Waktu terus berputar, dan hari berganti dengan sangat cepat, tidak terasa saat yang di nanti akhirnya tiba, hari kepulanganku ke negeri tercinta. Atas semua kebaikan hati seorang pria yang membuatku lepas dari semua luka, dan aku seperti memiliki sebuah impian baru.

“Ekeke adalah orang yang sangat baik, andaiku mengenalnya jauh lebih awal, andaikan aku tidak memilih kabur dan andaikan saja kakaknya tidak menodaiku? gerutuku dalam hati
“aah, …. “ sesalku dalam hati

Keperluan kepulanganku Ekeke sudah mempersiapkan semuanya, ia juga memberikan sejumlah uang, dan, sebelum aku pergi meninggalkan Formosa, ia mengucapkan satu kalimat yang membuat jantungku melaju cepat, kaget, bahagia, dan sedih.
“我爱你 (wo ai ni) “ ucapnya membuatku lemas.

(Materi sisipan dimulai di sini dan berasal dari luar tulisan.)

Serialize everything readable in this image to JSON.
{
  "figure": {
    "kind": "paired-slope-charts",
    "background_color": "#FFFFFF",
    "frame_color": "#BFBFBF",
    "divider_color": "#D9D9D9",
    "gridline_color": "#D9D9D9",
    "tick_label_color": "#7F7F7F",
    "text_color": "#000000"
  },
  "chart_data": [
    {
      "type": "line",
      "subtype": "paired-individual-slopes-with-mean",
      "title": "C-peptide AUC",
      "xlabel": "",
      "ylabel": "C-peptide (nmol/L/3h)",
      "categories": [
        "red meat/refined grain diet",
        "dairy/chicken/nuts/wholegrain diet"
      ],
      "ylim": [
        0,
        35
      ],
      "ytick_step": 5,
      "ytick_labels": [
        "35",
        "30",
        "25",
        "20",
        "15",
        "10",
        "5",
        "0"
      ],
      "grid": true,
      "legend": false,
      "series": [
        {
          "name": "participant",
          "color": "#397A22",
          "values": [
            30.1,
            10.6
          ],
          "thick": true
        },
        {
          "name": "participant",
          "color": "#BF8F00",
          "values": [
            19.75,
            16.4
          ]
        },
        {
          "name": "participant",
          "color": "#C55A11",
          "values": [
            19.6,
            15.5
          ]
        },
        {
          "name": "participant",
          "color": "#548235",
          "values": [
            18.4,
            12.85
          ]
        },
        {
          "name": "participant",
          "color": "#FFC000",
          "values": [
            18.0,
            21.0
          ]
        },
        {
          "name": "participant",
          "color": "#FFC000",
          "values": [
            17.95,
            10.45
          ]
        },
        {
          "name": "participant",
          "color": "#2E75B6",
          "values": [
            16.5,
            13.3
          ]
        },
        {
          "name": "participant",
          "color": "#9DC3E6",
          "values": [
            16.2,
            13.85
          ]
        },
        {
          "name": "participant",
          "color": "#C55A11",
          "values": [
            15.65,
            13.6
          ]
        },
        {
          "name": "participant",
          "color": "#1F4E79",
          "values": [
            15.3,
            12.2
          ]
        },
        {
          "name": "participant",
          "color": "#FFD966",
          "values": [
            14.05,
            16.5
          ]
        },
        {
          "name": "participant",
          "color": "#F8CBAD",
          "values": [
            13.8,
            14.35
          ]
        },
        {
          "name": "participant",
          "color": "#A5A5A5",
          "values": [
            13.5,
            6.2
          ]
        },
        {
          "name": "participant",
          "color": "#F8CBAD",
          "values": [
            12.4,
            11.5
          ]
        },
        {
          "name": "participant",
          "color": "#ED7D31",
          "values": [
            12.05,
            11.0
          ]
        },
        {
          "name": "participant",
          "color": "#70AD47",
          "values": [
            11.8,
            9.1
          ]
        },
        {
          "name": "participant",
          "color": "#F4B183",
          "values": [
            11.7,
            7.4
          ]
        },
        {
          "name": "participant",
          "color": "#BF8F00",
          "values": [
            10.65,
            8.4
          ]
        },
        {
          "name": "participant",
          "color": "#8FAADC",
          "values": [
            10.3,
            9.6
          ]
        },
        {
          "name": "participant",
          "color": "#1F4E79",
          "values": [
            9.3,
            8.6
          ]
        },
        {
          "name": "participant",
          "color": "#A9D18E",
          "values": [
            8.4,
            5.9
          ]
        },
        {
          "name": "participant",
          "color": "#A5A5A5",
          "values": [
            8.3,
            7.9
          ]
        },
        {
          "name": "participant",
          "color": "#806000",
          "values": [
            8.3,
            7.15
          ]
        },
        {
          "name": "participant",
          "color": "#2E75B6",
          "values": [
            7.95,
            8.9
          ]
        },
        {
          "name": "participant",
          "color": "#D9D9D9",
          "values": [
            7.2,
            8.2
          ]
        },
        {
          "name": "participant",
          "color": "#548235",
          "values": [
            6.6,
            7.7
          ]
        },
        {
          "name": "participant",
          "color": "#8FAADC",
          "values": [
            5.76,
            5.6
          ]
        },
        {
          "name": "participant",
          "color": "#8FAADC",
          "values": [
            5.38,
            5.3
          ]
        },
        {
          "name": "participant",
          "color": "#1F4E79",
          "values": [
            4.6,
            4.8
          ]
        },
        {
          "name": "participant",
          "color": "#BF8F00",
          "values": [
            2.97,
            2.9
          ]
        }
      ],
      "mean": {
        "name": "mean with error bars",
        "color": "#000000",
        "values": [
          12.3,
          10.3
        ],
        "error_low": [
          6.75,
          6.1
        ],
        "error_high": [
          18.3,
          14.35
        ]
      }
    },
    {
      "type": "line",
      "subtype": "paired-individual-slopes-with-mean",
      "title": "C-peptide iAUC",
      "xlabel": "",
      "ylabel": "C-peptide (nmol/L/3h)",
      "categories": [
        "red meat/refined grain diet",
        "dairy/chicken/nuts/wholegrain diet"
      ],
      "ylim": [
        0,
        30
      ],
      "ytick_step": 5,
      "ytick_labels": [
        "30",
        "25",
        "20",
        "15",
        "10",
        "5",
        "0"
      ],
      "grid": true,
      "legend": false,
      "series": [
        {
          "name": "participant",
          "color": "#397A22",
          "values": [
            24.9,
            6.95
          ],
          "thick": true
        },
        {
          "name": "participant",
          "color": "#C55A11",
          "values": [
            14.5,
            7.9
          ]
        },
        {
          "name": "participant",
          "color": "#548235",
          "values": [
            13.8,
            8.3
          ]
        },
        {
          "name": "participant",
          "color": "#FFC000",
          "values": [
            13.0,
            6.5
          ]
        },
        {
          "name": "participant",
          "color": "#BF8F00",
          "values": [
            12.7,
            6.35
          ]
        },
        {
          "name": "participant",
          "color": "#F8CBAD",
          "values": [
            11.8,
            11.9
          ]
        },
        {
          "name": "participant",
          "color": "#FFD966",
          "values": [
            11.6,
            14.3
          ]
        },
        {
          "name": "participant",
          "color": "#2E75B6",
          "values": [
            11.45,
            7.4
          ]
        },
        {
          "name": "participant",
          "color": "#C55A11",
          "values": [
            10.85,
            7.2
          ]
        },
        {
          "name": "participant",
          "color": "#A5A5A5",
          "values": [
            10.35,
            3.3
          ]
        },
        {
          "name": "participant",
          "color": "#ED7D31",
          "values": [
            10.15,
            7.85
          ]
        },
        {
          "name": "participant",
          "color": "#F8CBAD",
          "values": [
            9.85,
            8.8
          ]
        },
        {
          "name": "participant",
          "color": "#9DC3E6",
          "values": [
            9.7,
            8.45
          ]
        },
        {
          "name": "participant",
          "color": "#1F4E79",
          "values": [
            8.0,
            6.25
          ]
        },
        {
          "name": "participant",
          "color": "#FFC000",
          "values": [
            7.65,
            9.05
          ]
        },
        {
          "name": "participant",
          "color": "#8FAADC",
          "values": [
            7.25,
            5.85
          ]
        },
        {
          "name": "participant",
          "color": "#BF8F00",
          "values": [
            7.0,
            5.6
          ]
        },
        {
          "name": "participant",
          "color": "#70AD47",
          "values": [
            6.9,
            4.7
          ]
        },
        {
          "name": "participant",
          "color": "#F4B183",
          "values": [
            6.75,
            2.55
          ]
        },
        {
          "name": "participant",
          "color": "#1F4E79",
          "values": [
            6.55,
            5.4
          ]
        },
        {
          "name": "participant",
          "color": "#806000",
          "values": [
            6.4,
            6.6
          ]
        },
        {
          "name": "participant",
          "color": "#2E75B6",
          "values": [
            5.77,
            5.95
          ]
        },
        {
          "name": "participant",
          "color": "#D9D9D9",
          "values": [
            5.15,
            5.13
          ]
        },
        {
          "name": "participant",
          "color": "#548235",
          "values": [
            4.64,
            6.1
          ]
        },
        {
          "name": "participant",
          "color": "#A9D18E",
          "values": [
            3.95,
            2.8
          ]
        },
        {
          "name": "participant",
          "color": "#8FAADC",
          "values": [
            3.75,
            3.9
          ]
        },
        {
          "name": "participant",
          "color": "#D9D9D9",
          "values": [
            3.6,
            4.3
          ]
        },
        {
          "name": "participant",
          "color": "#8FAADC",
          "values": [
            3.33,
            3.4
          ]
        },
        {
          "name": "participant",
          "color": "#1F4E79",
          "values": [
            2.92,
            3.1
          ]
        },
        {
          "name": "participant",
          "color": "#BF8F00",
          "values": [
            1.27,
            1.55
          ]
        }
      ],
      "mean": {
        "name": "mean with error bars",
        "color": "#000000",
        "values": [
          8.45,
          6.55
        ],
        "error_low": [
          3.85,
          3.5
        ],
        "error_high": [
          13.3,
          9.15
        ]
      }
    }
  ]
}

Satu kalimat yang tidak pernahku duga akan keluar dari bibirnya, wajah putih dengan tatapan mata teduh, senyum manis merekah dibibirnya. “Ekeke, kamu tampan sekali” gumamku dalam hati.

Dengan langkah kaki terasa berat, aku meninggalkan Formosa, sikap hangat Ekeke membuatku ingin tetap tinggal, berada di sampingnya membuatku merasa aman. Tapi. Sudah waktunya aku untuk pulang, kembali ke kampung halaman.

Selamat Tinggal Formosa, sampai jumpa Ekeke. Aku pasti akan merindukanmu, kau sudah merubah pandanganku tentang Formosa yang menakutkan menjadi menyenangkan.

“Terima kasih Ekeke, wo ai ni” ucapku lirih sambil melambaikan kedua tangan meninggalkan Formosa, dan orang yang sudah mengambil hatiku.